Well I am mostly advocating against teaching degrees -- strike the 'slacker' comment from the preceeding conversation if you like; it was mostly playful rhetoric anyways. Maybe you will get hardworking history grads who's other option is baristadom.

Finally, I note that you did not answer my question.

I thought it was fairly clear that my answer was 'mu'?

Neither of those teaching methods are bad per se -- it mostly depends on the teacher's knowledge and enthusiasm for the subject.

My AP Western Civ teacher was no dummy, and not lazy -- I think he taught his other history classes in a Bob-ish way. (although I doubt he ever had 150 essays to grade, and I'm absolutely positive that he didn't spend 6*40 hour weeks per year on that.) But as AP History is (mostly? I forget) a scantron test, he taught us how to get fives on that first and foremost. He also had an amazing depth of knowledge on European history, and was happy to go down whatever rabbitholes in class time. The test/assignment balance was irrelevant to whether he was a good teacher or not -- as was his teaching degree.

But as AP History is (mostly? I forget) a scantron test, he taught us how to get fives on that first and foremost.

I had no idea of the state of American education. I'm not intimately familiar with how Irish education in the classroom is today, but at least we have not yet moved to scantron tests. Not yet. Some of them are used for job assessments in some areas (I did one for a civil service application) but those are more "weeding out the vast pool of applicants to get a list to further trim down to call for interview".

Scantron test for the advanced subject where you don't learn the deeper level of the subject sounds a nightmare. At least when I did Honours subjects for our national exams, it really was 'learn at a deeper level'.

I thought it was fairly clear that my answer was 'mu'?

I understood your answer to be re students en masse, as opposed to re your own child,

Neither of those teaching methods are bad per se -- it mostly depends on the teacher's knowledge and enthusiasm for the subject.

I didn't ask whether one was bad per se; I asked which is better. And, since we are only talking about the effect of slackerness, we can hold all other factors constant, including knowledge and enthusiasm.

But as AP History is (mostly? I forget) a scantron test, he taught us how to get fives on that first and foremost.

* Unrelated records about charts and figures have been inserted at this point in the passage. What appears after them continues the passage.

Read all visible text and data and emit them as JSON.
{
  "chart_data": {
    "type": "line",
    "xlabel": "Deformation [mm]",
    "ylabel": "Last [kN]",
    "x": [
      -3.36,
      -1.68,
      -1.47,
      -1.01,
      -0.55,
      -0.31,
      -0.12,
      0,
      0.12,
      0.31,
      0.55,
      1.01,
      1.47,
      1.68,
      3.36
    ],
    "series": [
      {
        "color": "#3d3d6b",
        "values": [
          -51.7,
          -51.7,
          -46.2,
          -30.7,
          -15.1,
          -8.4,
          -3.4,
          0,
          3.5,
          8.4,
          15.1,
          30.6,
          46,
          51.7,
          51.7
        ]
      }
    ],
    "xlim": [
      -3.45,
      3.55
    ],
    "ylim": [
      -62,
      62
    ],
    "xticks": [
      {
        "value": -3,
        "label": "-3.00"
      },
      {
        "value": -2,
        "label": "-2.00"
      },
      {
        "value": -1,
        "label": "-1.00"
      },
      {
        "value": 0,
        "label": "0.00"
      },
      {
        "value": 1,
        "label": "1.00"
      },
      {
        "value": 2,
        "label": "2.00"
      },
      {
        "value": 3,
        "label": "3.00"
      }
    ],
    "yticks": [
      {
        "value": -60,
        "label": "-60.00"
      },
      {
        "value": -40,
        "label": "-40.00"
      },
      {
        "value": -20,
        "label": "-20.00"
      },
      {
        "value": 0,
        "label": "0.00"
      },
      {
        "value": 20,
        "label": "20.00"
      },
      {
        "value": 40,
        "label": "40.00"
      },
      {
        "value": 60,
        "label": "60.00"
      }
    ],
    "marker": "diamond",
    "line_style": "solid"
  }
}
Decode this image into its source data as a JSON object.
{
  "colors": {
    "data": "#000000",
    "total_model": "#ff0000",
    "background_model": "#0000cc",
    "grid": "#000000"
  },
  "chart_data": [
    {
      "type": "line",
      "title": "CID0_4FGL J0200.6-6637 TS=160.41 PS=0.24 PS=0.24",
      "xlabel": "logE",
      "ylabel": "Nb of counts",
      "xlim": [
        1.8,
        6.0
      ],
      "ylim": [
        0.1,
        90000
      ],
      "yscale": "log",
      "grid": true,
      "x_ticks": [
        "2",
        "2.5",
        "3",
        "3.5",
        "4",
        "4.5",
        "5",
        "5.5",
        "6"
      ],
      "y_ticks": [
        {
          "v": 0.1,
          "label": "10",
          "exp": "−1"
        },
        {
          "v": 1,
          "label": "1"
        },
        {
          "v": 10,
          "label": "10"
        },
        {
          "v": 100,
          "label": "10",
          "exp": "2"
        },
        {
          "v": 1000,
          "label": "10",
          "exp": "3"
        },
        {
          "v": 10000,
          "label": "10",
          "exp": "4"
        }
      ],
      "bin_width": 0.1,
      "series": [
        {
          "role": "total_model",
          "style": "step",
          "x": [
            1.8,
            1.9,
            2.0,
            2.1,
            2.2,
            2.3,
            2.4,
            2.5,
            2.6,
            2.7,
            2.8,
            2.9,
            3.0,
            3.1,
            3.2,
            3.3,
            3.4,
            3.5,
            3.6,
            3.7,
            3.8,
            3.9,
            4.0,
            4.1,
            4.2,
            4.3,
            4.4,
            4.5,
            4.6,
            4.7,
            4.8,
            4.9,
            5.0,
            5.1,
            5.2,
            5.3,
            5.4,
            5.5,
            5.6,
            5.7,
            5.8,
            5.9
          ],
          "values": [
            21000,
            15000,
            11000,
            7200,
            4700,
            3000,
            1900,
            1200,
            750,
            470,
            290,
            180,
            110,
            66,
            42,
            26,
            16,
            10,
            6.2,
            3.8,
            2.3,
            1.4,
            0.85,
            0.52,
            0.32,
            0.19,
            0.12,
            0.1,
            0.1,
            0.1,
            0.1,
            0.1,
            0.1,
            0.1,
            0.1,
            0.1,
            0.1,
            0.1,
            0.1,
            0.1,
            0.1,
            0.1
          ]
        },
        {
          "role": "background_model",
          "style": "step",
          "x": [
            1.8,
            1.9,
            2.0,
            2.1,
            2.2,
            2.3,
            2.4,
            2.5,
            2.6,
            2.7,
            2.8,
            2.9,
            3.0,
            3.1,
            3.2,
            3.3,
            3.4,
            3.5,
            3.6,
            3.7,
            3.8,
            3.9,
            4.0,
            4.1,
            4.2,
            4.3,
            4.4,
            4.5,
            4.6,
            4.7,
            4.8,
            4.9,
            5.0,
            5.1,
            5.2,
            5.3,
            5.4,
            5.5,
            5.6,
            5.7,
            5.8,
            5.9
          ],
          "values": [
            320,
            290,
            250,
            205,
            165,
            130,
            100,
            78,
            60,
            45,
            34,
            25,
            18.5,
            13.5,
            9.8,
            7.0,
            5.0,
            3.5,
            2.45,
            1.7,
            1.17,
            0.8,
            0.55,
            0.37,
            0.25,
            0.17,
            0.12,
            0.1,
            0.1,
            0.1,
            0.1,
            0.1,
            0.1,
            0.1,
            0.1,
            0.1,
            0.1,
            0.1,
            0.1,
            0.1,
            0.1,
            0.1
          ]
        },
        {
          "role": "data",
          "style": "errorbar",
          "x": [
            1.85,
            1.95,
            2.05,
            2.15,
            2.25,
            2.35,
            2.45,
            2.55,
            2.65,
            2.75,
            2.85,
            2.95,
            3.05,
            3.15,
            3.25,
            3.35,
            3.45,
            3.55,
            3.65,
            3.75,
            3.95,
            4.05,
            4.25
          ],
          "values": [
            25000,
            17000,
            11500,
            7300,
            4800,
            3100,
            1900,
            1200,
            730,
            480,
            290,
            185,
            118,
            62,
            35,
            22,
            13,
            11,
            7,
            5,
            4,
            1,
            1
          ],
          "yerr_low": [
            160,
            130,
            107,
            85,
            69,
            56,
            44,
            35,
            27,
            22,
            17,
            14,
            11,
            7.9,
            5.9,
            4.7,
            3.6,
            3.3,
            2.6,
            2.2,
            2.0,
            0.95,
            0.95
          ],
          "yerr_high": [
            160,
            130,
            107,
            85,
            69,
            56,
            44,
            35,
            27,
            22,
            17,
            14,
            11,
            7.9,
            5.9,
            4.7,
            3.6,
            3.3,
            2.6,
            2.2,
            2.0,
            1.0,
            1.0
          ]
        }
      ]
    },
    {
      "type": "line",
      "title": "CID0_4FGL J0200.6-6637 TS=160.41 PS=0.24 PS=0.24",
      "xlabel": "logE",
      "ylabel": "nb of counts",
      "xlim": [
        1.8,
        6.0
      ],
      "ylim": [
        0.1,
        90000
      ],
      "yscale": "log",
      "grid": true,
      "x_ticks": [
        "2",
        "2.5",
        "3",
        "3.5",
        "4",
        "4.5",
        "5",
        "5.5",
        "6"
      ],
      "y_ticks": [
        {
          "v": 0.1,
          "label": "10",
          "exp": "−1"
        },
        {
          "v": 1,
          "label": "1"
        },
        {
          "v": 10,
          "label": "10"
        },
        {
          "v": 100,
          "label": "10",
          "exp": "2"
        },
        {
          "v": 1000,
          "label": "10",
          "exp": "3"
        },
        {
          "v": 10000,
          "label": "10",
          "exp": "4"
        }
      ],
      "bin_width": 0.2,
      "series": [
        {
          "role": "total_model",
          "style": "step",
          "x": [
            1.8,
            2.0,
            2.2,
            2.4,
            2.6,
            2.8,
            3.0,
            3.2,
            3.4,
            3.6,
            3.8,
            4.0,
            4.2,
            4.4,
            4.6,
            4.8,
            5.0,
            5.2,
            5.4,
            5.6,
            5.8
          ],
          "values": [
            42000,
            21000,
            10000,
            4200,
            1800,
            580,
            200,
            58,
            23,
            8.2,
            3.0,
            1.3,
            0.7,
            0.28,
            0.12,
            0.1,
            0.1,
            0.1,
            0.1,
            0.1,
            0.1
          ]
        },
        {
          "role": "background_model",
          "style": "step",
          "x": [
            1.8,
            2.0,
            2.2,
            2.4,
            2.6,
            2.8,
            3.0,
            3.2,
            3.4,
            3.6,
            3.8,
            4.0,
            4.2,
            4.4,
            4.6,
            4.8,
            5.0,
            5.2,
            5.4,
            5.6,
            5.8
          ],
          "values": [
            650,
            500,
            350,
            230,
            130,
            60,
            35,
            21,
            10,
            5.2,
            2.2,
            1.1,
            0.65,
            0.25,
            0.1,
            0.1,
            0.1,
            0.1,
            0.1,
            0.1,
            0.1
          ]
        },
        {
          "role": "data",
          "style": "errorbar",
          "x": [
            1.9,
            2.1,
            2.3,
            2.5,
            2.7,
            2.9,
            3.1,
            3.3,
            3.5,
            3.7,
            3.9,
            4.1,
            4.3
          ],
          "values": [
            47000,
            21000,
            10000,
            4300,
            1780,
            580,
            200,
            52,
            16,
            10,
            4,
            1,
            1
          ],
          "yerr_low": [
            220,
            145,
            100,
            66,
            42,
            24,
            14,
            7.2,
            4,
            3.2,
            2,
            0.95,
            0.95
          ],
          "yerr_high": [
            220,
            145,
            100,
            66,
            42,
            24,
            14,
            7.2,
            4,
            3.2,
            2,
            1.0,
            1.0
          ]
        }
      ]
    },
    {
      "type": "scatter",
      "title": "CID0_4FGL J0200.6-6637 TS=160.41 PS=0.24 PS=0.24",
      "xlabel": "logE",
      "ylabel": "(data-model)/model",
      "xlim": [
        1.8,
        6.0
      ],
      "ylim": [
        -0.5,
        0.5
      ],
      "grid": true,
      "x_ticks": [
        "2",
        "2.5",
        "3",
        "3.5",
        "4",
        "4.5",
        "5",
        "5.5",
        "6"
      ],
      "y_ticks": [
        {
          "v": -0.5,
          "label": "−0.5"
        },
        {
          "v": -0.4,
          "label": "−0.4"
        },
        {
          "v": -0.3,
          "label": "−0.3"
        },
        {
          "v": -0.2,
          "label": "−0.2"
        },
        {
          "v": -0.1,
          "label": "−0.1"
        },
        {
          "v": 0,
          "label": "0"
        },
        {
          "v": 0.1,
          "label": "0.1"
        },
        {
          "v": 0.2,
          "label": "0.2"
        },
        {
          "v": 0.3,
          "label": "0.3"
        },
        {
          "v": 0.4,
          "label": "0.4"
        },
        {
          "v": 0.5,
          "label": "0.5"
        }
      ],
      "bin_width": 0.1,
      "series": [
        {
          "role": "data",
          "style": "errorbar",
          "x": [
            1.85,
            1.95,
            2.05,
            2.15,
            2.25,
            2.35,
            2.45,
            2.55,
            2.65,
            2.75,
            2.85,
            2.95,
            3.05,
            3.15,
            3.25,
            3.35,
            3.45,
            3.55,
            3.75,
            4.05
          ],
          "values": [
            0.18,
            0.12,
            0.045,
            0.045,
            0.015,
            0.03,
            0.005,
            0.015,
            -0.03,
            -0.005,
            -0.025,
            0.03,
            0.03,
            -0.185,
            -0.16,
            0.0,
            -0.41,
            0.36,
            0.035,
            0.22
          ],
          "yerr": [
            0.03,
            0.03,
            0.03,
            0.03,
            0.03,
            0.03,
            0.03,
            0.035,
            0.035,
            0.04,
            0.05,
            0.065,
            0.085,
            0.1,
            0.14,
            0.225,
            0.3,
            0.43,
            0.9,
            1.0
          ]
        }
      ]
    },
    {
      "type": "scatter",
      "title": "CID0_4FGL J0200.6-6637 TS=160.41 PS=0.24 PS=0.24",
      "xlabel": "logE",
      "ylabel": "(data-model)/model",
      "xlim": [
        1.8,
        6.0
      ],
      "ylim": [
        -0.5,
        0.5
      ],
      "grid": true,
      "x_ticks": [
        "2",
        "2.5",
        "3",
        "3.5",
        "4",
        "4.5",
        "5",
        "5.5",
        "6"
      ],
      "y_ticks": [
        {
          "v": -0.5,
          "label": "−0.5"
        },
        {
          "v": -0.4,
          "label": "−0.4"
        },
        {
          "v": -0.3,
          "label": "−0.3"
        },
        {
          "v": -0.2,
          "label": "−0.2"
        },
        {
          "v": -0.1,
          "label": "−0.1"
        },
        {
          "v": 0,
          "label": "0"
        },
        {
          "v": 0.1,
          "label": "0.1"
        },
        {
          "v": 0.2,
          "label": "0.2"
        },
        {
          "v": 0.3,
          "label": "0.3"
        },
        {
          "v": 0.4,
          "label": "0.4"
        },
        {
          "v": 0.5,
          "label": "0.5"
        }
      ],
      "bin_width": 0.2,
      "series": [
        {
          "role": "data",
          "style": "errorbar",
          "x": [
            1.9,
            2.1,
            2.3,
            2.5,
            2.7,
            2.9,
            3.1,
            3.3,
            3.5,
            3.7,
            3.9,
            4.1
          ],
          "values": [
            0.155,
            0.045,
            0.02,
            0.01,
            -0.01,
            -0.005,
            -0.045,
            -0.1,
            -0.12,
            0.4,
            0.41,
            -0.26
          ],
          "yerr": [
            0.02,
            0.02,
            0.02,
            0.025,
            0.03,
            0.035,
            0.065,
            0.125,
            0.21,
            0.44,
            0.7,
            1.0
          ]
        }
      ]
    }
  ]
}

  1. Multiple choice is currently 40 percent of the grade. The short answer section is relatively new; there used to be one MC section and three essays. But MC was never the majority if the test.
  2. If he truly taught you how to get 5s, first and foremost, then he was not doing his job properly, IMHO.

Then we disagree -- the whole point of taking AP classes is getting the credit for your college application. If a teacher doesn't enable that, he is doing a bad job.

The point of that story is that the two are not mutually exclusive -- pretty much everything I know about non-Canadian history is because of that guy; he was an excellent teacher, and capable of teaching both ways. Neither way was 'better'.

And I don't know why you think that I think I'm talking about my own child exclusively -- AFAICT almost all of the kids are pretty bad at math (and writing essays) these days.

More comments

teachers were paid like lawyers

In the private sector lawyers are frequently paid on their performance / success.

In the public sector, the median doesn't look too different from public education.

https://www.ilrg.com/rankings/law/median/1/desc/MSPrivate

No, the vast, vast, vast majority of lawyers are paid a salary. Some can earn bonuses, but that is not where the median salary number is coming from. Besides, why does that matter: A smart hardworking lawyer can make 250k, whether that be salary or bonuses. A smart, hardworking teacher can't.

What lawyers earn in the public sector is irrelevant. The point is that smart people can earn much more in jobs other than education. Also, as noted in my reply to your other comment, the upside of lawyer salaries in the public sector is much higher than for teachers. See the linked database.